Н. М. Мартьянов сам археологических работ не проводил, но мог дать ценный совет. «Мое введение и каталог, — отмечал Д. А. Клеменц, — не увидели бы света, если бы не настояние Мартьянова». Д. А. Клеменц был крупным ученым, но он очень охотно принимал и ценил помощь, которую ему оказывал Мартьянов. В одном из писем к своему наставнику Клеменц писал: «Мне даже неловко, непривычно начинать работу без Ваших указаний…»{20}
Безусловно, за успехами музея стоит неуемная собирательская энергия Мартьянова, его любовь к Сибири. В письме к Г. П. Потанину он признавался: «Теперь Сибирь моя дорогая родина. Я стремился к ней еще тогда, когда только начал сознательно собирать свою коллекцию. В Сибири, даже по пути в Минусинск, я нашел друзей, в Сибири мне дали возможность осуществить идею о местном музее и устроить его в таком виде, о каком я мечтал чуть ли не с детства. Для Сибири я посвящу все свое свободное время, оставшееся от трудов, для научного вклада и буду вознагражден, коли собранные мной материалы послужат на пользу этой прекрасной страны, хотя бы и в далеком будущем»{21}.

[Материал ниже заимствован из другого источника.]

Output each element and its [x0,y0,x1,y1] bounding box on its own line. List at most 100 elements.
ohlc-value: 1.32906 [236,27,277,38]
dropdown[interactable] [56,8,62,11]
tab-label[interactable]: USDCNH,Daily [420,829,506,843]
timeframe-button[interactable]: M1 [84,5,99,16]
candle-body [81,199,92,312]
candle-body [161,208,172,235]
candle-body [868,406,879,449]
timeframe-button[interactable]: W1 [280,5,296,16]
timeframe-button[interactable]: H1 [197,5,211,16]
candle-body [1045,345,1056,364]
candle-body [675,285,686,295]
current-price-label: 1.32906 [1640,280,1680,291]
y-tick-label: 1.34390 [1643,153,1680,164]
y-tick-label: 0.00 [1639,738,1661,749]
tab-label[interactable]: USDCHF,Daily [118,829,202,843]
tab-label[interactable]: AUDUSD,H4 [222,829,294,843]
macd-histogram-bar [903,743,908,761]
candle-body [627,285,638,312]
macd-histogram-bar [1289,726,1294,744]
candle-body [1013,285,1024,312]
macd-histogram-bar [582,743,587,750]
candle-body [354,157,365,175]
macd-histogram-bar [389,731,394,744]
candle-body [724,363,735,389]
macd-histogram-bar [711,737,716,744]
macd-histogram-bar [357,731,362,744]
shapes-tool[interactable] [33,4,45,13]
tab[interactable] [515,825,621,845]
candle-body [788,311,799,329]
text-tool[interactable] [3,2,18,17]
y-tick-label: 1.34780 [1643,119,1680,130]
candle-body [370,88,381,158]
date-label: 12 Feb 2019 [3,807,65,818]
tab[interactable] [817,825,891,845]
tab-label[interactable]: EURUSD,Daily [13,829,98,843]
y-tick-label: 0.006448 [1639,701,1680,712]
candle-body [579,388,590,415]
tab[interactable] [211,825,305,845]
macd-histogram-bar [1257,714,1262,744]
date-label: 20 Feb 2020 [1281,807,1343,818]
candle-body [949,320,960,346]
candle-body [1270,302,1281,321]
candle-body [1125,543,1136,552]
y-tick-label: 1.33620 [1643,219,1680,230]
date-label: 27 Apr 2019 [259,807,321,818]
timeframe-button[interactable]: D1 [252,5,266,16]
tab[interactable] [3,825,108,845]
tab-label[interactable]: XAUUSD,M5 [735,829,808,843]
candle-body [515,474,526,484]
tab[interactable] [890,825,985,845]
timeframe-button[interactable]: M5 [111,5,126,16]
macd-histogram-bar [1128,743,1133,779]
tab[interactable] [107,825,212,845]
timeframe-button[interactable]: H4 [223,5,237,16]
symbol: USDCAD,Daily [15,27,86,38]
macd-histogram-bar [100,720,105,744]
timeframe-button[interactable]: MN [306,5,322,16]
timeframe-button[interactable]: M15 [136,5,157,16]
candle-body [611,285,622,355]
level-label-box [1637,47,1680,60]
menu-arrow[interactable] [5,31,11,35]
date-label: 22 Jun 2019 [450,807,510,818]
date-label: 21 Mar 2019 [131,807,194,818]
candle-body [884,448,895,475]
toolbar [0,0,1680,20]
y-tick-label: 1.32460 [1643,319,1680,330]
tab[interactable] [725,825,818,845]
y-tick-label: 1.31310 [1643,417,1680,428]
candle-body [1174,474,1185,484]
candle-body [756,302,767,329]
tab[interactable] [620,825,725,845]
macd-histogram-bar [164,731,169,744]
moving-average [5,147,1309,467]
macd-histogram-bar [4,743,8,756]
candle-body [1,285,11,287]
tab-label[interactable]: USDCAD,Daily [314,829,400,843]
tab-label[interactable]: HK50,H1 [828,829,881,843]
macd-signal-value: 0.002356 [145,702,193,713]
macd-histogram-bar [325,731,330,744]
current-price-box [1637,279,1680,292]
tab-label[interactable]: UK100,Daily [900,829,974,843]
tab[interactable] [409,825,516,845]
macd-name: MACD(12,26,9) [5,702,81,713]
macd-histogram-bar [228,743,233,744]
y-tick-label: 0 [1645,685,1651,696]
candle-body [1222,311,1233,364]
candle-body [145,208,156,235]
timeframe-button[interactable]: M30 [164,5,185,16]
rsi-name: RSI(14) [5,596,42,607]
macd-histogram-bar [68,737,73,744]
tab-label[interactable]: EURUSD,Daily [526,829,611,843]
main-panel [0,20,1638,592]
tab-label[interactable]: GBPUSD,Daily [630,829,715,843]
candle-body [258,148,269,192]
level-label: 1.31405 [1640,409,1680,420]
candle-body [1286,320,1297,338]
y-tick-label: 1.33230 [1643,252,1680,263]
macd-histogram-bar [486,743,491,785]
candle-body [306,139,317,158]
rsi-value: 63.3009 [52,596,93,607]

Когда Феликс Яковлевич Кон, видный деятель революционного движения, составлял очерк о 25-летней деятельности Минусинского музея, Н. М. Мартьянов решительно возражал против подчеркивания его роли в деле основания и развития музея. Чрезвычайно скромный человек, он всегда старался держаться в тени, щедро расточая похвалы другим. Особенно дружески, с трогательной заботливостью он относился к ссыльному Д. А. Клеменцу. И в самом деле, Дмитрий Александрович Клеменц обладал поразительной разносторонностью интересов. Революционная и литературная деятельность, путешествия, археология, этнография, геология — вот неполный перечень его занятий, ибо он был еще редактором, увлекался ботаникой, переводил на иностранные языки и кончил четыре курса физико-математического факультета Петербургского университета. Жизнь этого удивительного человека, трудная и необычная, может быть сюжетом не одной книги.
Сначала Д. А. Клеменц учился в Казанском, а затем в Петербургском университете, где организовал революционные кружки, был активным участником «хождения в народ». В 1872 г. он вступил в кружок «чайковцев», в котором играл видную роль. Избежав ареста, революционер перешел на нелегальное положение и несколько раз был за границей, где сотрудничал в зарубежных русских и иностранных журналах, в том числе в журнале П. Л. Лаврова «Вперед». Прячась в 1878 г. на квартире доктора Вецмера, Клеменц познакомился и подружился с Верой Засулич, которую разыскивала полиция, и помог ей бежать в Швейцарию. В конце года он вернулся в Россию и стал одним из основателей общества «Земля и Воля», а также главным редактором его печатного органа. В следующем году Д. А. Клеменц был арестован. После более двухлетнего пребывания в Петропавловской крепости, в августе 1881 г., без суда его сослали на пять лет в Якутию. По дороге он заболел, долго пролежал в Красноярской тюремной больнице, а осенью по состоянию здоровья был оставлен в Енисейской губернии, в Минусинске.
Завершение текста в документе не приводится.